Trainer Serge Aubin ist der Schlüssel

Bereits in der ersten Spielzeit, die bekanntlich nach der Hauptrunde endete, beglückten die Eisbären die Zuschauer: innen mit Powerhockey und Spielverläufen, die selbst dann Spaß machten, wenn die Eisbären als Verlierer vom Eis gehen mussten. Nach und nach entstand ein Kader, der nicht nur sehenswert, sondern auch höchst erfolgreich das System Aubins interpretiert. Durch die Bank schwärmen Spieler geradezu von den Führungsqualitäten ihres Trainers. Bleibt aus Sicht der Eisbären nur zu hoffen, dass allzu große Verlockungen aus Nordamerika für Aubin ausbleiben.
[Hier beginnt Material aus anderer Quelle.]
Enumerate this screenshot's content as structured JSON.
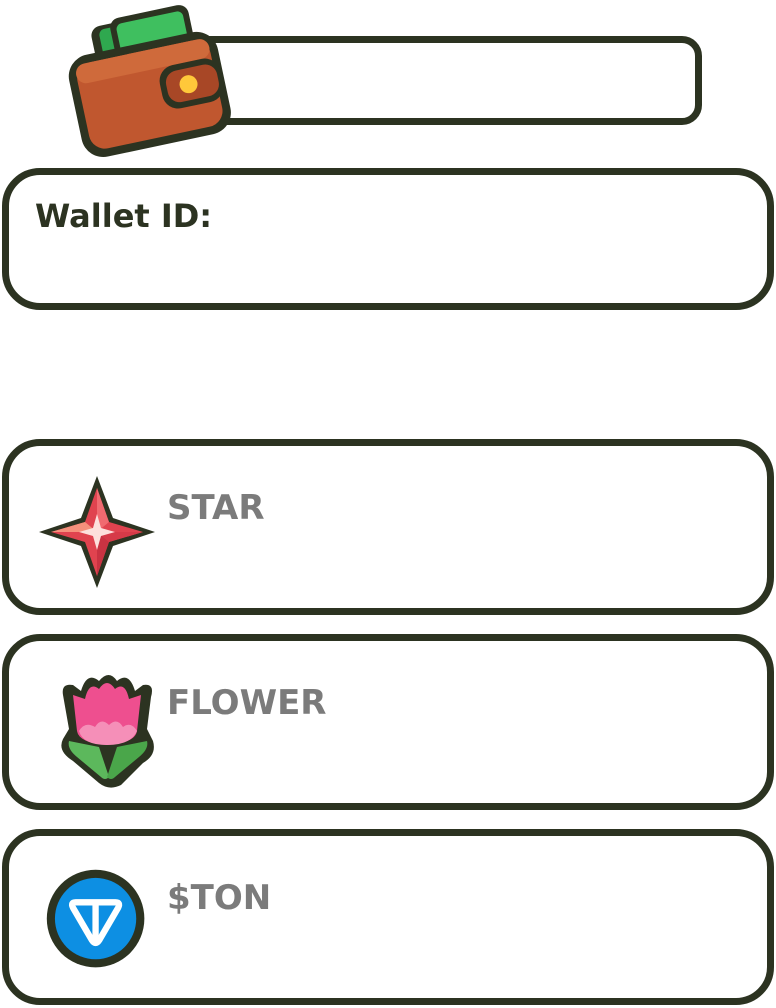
{
  "wallet": {
    "icon": "wallet-icon"
  },
  "wallet_id": {
    "label": "Wallet ID:"
  },
  "tokens": [
    {
      "name": "STAR",
      "icon": "star-icon"
    },
    {
      "name": "FLOWER",
      "icon": "flower-icon"
    },
    {
      "name": "$TON",
      "icon": "ton-icon"
    }
  ],
  "colors": {
    "outline": "#2c3321",
    "token_text": "#7b7b7b",
    "star_red": "#e0434f",
    "flower_pink": "#ee4f8f",
    "leaf_green": "#5cb85c",
    "ton_blue": "#0d8fe3",
    "wallet_brown": "#b5552f"
  }
}
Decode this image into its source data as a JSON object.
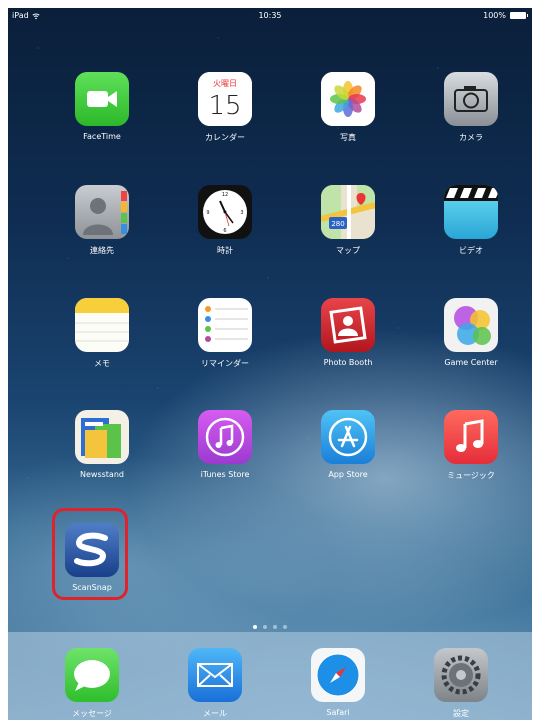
{
  "status_bar": {
    "device": "iPad",
    "time": "10:35",
    "battery": "100%"
  },
  "apps": [
    {
      "label": "FaceTime",
      "icon": "facetime-icon"
    },
    {
      "label": "カレンダー",
      "icon": "calendar-icon",
      "weekday": "火曜日",
      "day": "15"
    },
    {
      "label": "写真",
      "icon": "photos-icon"
    },
    {
      "label": "カメラ",
      "icon": "camera-icon"
    },
    {
      "label": "連絡先",
      "icon": "contacts-icon"
    },
    {
      "label": "時計",
      "icon": "clock-icon"
    },
    {
      "label": "マップ",
      "icon": "maps-icon",
      "route": "280"
    },
    {
      "label": "ビデオ",
      "icon": "videos-icon"
    },
    {
      "label": "メモ",
      "icon": "notes-icon"
    },
    {
      "label": "リマインダー",
      "icon": "reminders-icon"
    },
    {
      "label": "Photo Booth",
      "icon": "photo-booth-icon"
    },
    {
      "label": "Game Center",
      "icon": "game-center-icon"
    },
    {
      "label": "Newsstand",
      "icon": "newsstand-icon"
    },
    {
      "label": "iTunes Store",
      "icon": "itunes-store-icon"
    },
    {
      "label": "App Store",
      "icon": "app-store-icon"
    },
    {
      "label": "ミュージック",
      "icon": "music-icon"
    },
    {
      "label": "ScanSnap",
      "icon": "scansnap-icon"
    }
  ],
  "dock": [
    {
      "label": "メッセージ",
      "icon": "messages-icon"
    },
    {
      "label": "メール",
      "icon": "mail-icon"
    },
    {
      "label": "Safari",
      "icon": "safari-icon"
    },
    {
      "label": "設定",
      "icon": "settings-icon"
    }
  ],
  "page_indicator": {
    "pages": 4,
    "current": 1
  },
  "highlight": {
    "target": "ScanSnap",
    "color": "#e0222a"
  }
}
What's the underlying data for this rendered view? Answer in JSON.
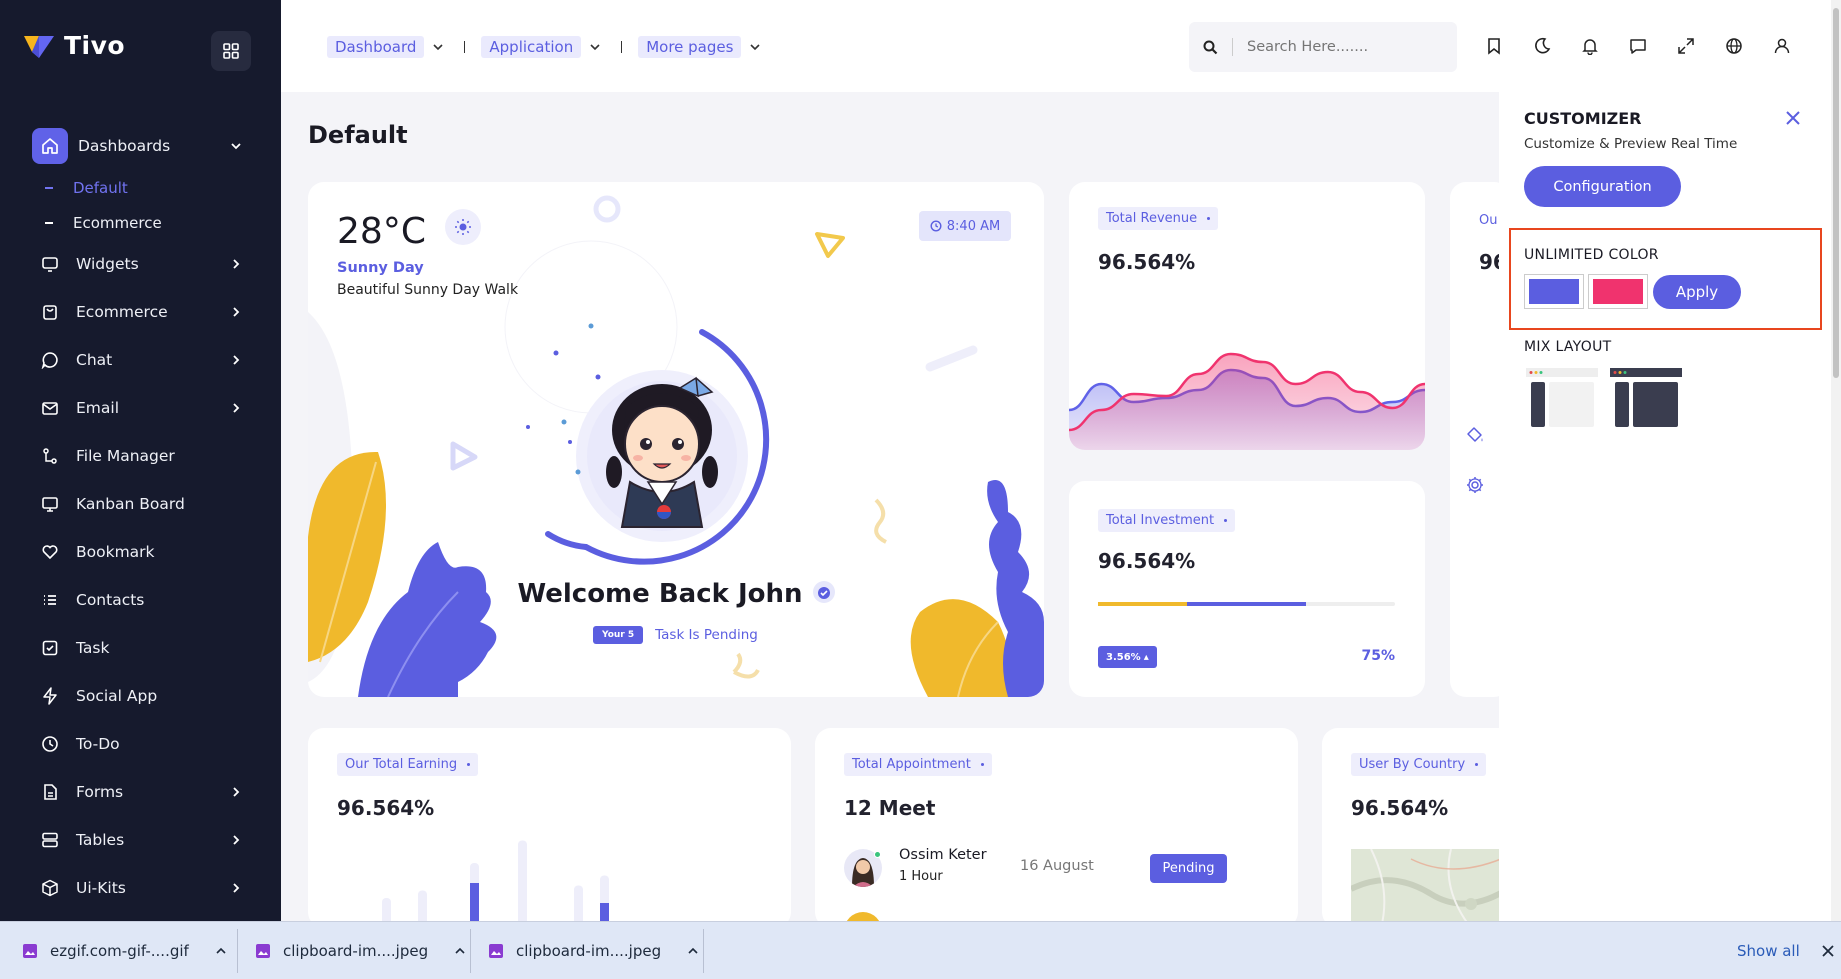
{
  "brand": {
    "name": "Tivo"
  },
  "sidebar": {
    "items": [
      {
        "label": "Dashboards",
        "icon": "home-icon",
        "active": true,
        "chevron": "down"
      },
      {
        "label": "Widgets",
        "icon": "widgets-icon",
        "chevron": "right"
      },
      {
        "label": "Ecommerce",
        "icon": "bag-icon",
        "chevron": "right"
      },
      {
        "label": "Chat",
        "icon": "chat-icon",
        "chevron": "right"
      },
      {
        "label": "Email",
        "icon": "mail-icon",
        "chevron": "right"
      },
      {
        "label": "File Manager",
        "icon": "file-manager-icon"
      },
      {
        "label": "Kanban Board",
        "icon": "monitor-icon"
      },
      {
        "label": "Bookmark",
        "icon": "heart-icon"
      },
      {
        "label": "Contacts",
        "icon": "list-icon"
      },
      {
        "label": "Task",
        "icon": "check-square-icon"
      },
      {
        "label": "Social App",
        "icon": "bolt-icon"
      },
      {
        "label": "To-Do",
        "icon": "clock-icon"
      },
      {
        "label": "Forms",
        "icon": "form-icon",
        "chevron": "right"
      },
      {
        "label": "Tables",
        "icon": "table-icon",
        "chevron": "right"
      },
      {
        "label": "Ui-Kits",
        "icon": "box-icon",
        "chevron": "right"
      }
    ],
    "subitems": [
      {
        "label": "Default",
        "active": true
      },
      {
        "label": "Ecommerce"
      }
    ]
  },
  "header": {
    "nav": [
      {
        "label": "Dashboard"
      },
      {
        "label": "Application"
      },
      {
        "label": "More pages"
      }
    ],
    "search_placeholder": "Search Here......."
  },
  "page": {
    "title": "Default"
  },
  "welcome_card": {
    "temperature": "28",
    "unit": "°C",
    "condition": "Sunny Day",
    "subtitle": "Beautiful Sunny Day Walk",
    "time": "8:40 AM",
    "greeting": "Welcome Back John",
    "badge": "Your 5",
    "pending": "Task Is Pending"
  },
  "revenue_card": {
    "label": "Total Revenue",
    "value": "96.564%",
    "chart_data": {
      "type": "area",
      "series": [
        {
          "values": [
            32,
            58,
            40,
            44,
            52,
            72,
            64,
            36,
            44,
            30,
            40,
            52
          ]
        },
        {
          "values": [
            12,
            32,
            48,
            46,
            68,
            88,
            80,
            58,
            70,
            50,
            34,
            58
          ]
        }
      ],
      "colors": [
        "#6062e8",
        "#f0336e"
      ]
    }
  },
  "investment_card": {
    "label": "Total Investment",
    "value": "96.564%",
    "badge": "3.56%",
    "percent": "75%",
    "progress_yellow": 0.3,
    "progress_blue": 0.7
  },
  "partial_card": {
    "label": "Ou",
    "value": "96"
  },
  "earning_card": {
    "label": "Our Total Earning",
    "value": "96.564%",
    "chart_data": {
      "type": "bar",
      "series": [
        {
          "values": [
            24,
            30,
            52,
            70,
            34,
            42
          ]
        },
        {
          "values": [
            0,
            0,
            36,
            0,
            0,
            20
          ]
        }
      ]
    }
  },
  "appointment_card": {
    "label": "Total Appointment",
    "value": "12 Meet",
    "row": {
      "name": "Ossim Keter",
      "duration": "1 Hour",
      "date": "16 August",
      "status": "Pending"
    }
  },
  "country_card": {
    "label": "User By Country",
    "value": "96.564%"
  },
  "customizer": {
    "title": "CUSTOMIZER",
    "subtitle": "Customize & Preview Real Time",
    "config_button": "Configuration",
    "unlimited_color": "UNLIMITED COLOR",
    "apply": "Apply",
    "mix_layout": "MIX LAYOUT",
    "colors": {
      "primary": "#5b5ee0",
      "secondary": "#f0336e"
    }
  },
  "downloads": {
    "items": [
      {
        "name": "ezgif.com-gif-....gif"
      },
      {
        "name": "clipboard-im....jpeg"
      },
      {
        "name": "clipboard-im....jpeg"
      }
    ],
    "show_all": "Show all"
  }
}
Trainer Serge Aubin hat die Eisbären zum zweiten Mal zum Titel geführt. Foto: IMAGO/Passion2Press Vergrößern
Trainer Serge Aubin hat die Eisbären zum zweiten Mal zum Titel geführt. © IMAGO/Passion2Press

Dennoch warten große Herausforderungen auf die Berliner. Die größte besteht vielleicht darin, die Zuschauer: innen auch außerhalb eines Play-off-Finales gegen München zurück in die Halle zu holen. Es braucht noch viel Überzeugungsarbeit, bis es wieder selbstverständlich ist, am Freitagabend oder Sonntagnachmittag Eishockey zu gucken. Vergnügliche Besuche mit vielen Toren und erfolgreichen Gastgebern wie zuletzt sind jedenfalls eine gute Voraussetzung. Und derzeit spricht wenig dagegen, dass die aktuelle Erfolgsgeschichte in absehbarer Zeit enden wird.